A most useful feature of this sequencing method is that a template DNA could be sequenced in a single tube, containing all the required components, including all four dideoxynucleotides! That’s because the fluorescence detector in the sequencing machine separately sees all the short ddNTP-terminated fragments as they move through the electrophoretic gel.
Hood’s innovations were quickly commercialized making major sequencing projects possible, including whole genome sequencing. The rapidity of automated DNA sequencing led to the creation of large sequence databases in the U.S. and Europe.

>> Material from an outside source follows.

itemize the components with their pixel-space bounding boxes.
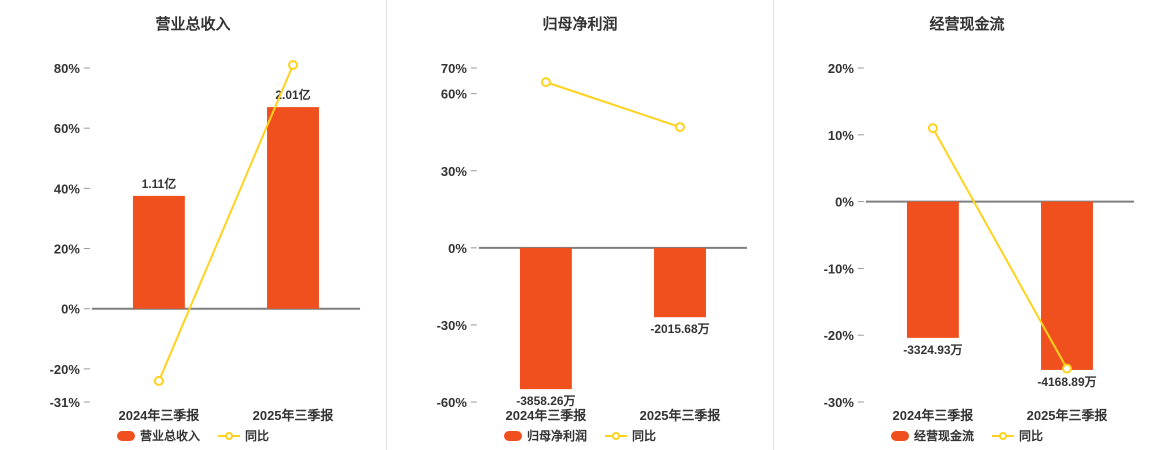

The NCBI (National Center for Biological Information) maintains the U.S. database. Despite its location, the NCBI archives virtually all DNA sequences determined worldwide. New ‘tiny’ DNA sequencers have made sequencing DNA so portable that in 2016, one was even used in the International Space Station. Expanding databases and new tools and protocols (some are described below) to find, compare and analyze DNA sequences have also grown rapidly.
C. Large Scale Sequencing
Large-scale sequencing targets entire prokaryotic, and typically much larger eukaryotic genomes. The latter require strategies that either sequence long DNA fragments and/or sequencing DNA fragments more quickly. We already noted the shotgun sequencing used by Venter to sequence smaller and larger genomes (including our own… or more accurately, his own!). In shotgun sequencing, cloned DNA fragments 1000 base pairs or longer are broken down at random into smaller, more easily sequenced fragments. The fragments are themselves cloned and sequenced and non-redundant sequences are assembled by aligning overlapping regions of sequence. Today’s computer software is quite adept at rapid overlapping sequence alignment as well as connecting and displaying long contiguous DNA sequences. Shotgun sequencing is summarized below.
Sequence gaps that remain after shotgun sequencing can be filled in by primer walking, in which a known sequence near the gap is the basis of creating a sequencing primer to “walk” into the gap region on an intact DNA that has not been fragmented. Another ‘gap-filling’ technique involves PCR (the Polymerase Chain Reaction, to be described shortly). Briefly, two oligonucleotides are synthesized based on sequence information on either side of a gap. Then PCR is used to synthesize the missing fragment, and the fragment is sequenced to fill in the gap.